Ошибочным было бы заключение, что тот, кто философствует в этой манере, не должен касаться проблем, которые по видимости относятся к другим областям. Не довольствуясь доказательством существования Бога, такой способ философствования показывает, что Он в высшей степени обладает всеми совершенствами: бесконечной мудростью, от которой ничто не ускользает, абсолютной справедливостью, которую не омрачает никакое ложное чувство, — так что о Боге можно сказать не только, что он истинен, но и что Он есть сама Истина. Отсюда следует, что человеческий рассудок служит слову Божию для возрастания его авторитета и веры в него. Если рассудок использовать именно так, то он может, кроме того, свидетельствовать в пользу евангельской истины, подтвержденной чудесными деяниями Христа, заявляя во всеуслышание, что те, кто верит в Евангелие, вовсе не поступают необдуманно, подобно людям, верящим в сказки. Наконец, тот же самый разум с очевидностью показывает, что Церковь была основана Христом, о чем, как говорится в решениях Ватиканского собора, свидетельствует ее удивительное распространение, ее несомненная святость, ее неистощимая и всюду проявляющаяся жизненность, свойственное ей единство и ее несокрушимое постоянство. Все это дано разуму в качестве прочного и неизменного основания для веры и служит неоспоримым доказательством божественной миссии Церкви.

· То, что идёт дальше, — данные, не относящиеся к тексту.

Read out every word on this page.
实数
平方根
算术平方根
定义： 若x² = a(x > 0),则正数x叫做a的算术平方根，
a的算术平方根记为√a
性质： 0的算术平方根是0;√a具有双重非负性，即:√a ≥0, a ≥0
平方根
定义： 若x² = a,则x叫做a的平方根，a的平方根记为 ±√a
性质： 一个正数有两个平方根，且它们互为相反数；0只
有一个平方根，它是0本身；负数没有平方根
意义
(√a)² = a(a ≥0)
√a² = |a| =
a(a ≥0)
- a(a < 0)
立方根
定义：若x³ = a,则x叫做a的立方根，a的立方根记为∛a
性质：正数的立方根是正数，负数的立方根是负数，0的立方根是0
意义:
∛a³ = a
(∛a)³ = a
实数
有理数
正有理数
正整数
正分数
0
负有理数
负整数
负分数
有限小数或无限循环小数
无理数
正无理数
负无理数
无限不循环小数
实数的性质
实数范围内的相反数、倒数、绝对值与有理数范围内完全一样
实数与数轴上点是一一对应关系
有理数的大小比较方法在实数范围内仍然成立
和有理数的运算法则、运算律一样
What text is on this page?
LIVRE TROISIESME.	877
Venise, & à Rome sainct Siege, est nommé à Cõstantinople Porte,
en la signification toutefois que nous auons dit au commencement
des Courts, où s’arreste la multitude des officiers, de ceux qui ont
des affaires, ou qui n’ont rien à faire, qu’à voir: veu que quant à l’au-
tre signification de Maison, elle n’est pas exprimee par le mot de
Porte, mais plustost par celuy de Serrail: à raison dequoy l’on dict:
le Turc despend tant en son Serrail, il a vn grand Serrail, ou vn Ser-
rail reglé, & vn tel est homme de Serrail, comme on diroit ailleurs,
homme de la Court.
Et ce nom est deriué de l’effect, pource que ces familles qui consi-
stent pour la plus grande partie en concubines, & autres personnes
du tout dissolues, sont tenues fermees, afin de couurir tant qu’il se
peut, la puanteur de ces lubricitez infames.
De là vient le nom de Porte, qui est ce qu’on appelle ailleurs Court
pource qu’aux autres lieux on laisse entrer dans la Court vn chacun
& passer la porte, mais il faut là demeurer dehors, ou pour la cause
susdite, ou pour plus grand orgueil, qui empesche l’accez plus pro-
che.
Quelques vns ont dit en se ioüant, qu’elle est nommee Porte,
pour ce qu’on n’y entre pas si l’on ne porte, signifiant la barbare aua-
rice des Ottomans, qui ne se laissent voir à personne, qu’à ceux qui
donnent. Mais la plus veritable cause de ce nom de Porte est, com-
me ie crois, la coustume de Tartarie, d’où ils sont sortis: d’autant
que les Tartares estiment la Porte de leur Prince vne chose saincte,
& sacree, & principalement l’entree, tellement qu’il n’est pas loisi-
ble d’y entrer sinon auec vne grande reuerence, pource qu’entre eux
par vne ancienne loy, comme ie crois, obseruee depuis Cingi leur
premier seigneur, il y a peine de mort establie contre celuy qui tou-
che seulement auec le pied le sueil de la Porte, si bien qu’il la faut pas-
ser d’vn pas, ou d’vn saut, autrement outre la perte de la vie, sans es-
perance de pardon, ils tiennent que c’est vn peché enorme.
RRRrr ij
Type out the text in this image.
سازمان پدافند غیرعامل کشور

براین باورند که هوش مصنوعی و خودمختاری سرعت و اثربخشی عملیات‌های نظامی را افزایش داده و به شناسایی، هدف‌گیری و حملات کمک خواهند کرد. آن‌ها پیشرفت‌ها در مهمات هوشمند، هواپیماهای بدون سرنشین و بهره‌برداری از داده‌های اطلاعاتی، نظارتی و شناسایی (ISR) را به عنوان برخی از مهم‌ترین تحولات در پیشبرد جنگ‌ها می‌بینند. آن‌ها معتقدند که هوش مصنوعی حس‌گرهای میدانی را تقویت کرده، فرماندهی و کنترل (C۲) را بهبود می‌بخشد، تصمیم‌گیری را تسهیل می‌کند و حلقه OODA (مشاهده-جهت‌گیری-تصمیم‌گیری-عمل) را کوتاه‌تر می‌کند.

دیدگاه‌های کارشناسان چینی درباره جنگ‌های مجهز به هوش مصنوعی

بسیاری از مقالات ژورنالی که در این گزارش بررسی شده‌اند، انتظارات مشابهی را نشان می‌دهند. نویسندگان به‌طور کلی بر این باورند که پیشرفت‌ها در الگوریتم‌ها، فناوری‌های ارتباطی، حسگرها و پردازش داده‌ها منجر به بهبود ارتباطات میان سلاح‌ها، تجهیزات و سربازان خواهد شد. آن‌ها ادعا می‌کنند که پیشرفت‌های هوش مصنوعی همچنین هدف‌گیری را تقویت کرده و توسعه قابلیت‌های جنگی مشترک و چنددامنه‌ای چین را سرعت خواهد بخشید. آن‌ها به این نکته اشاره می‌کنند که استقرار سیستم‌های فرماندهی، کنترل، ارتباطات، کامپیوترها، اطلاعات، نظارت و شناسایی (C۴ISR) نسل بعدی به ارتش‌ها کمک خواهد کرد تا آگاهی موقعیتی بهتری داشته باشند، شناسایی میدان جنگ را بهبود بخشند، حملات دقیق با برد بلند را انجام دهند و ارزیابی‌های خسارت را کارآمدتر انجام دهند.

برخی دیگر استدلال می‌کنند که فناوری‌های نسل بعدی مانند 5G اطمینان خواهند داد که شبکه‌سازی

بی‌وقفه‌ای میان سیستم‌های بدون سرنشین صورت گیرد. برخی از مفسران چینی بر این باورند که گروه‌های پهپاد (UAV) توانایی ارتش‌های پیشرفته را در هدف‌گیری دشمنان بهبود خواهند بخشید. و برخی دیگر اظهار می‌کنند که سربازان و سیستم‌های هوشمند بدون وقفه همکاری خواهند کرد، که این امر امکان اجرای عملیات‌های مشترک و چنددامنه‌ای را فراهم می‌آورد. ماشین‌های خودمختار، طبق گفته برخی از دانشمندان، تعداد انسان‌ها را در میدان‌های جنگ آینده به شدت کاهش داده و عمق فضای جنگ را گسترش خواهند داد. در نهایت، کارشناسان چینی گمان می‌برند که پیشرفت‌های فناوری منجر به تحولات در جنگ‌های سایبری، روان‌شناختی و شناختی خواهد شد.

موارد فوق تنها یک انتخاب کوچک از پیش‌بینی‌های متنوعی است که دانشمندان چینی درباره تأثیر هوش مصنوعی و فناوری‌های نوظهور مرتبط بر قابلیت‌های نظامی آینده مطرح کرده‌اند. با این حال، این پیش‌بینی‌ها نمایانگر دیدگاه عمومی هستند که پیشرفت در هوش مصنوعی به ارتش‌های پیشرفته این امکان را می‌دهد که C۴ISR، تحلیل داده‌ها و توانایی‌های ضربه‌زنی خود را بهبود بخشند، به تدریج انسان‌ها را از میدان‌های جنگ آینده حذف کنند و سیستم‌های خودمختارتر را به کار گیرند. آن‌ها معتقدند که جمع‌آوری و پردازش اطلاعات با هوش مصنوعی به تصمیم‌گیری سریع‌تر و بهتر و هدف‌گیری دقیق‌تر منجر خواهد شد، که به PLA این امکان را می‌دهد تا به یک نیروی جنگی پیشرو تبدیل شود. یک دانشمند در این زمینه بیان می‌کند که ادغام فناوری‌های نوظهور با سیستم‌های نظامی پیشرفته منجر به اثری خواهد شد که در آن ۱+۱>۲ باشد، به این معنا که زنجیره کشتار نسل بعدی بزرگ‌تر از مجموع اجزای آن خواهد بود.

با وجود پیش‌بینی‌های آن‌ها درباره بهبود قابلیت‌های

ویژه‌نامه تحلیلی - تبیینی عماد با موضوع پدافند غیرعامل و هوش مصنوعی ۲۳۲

Понятая таким образом эта манера философствовать, выходит за рамки, наложенные традицией на «чистую» философию. В случае христианской философии разум, внимая слову Божию, приводит философию к вере и доказывает на деле, что рассудительный человек должен в своем понимании и суждениях подчиниться божественному авторитету; он доказывает также, что Церковь основана Христом— всякому понятно, какие обязанности налагает на нас уверенность в ее божественном происхождении. Однако, дальше этой границы подобная манера философствования не заходит. Дело в том, что все, лежащее по ту сторону от нее, превышает способности разума. За этой чертой начинается теология; в то же время, философия все еще может оказать ей некоторые услуги. С ее помощью и используя ее методы, священная теология приобретает природу, структуру и дух подлинной науки, то есть, совокупности заключений, выведенных из принципов. Разум в этом отношении достигает очень многого — он вырабатывает более точное и полное знание того, что относится к вере; как свидетельствует св. Августин и другие Отцы Церкви, разум дает более ясное понимание самих таинств — драгоценное вознаграждение за святую жизнь, в которой религиозное усердие соединяется с украшенным философскими дисциплинами разумом. В заключение, напомним о тех неисчислимых услугах, которые оказал теологии разум, помогая ей сохранить во всей чистоте сокровищницу богооткровенных истин и отметая заблуждения нападающих на нее. Уверившись в том, что все, противоречащее слову Божию, ложно, разум черпает в этой уверенности вдохновение и решимость обратить против врагов веры их же оружие, что лишний раз доказывает действенность этого способа философствования.
Почему мы называем именем «genus philosophandi» употребление разума, настолько отличное от того, к чему привыкли сами философы? Да просто потому, что это употребление разума и в самом деле является философией. Именно она, рЫ1оБорЫа, приносит все эти плоды, если она дает свое согласие на контроль со стороны теологии и принимает учение, данное в Откровении. Во всем, что входит в ее компетенцию, философия имеет полное право следовать своему собственному методу, применять свои принципы и способы доказательства, не выходя, в то же время, из повиновения божественному авторитету, поскольку именно этот авторитет лучше всего предохраняет философию от ошибок и обогащает ее разнообразными знаниями.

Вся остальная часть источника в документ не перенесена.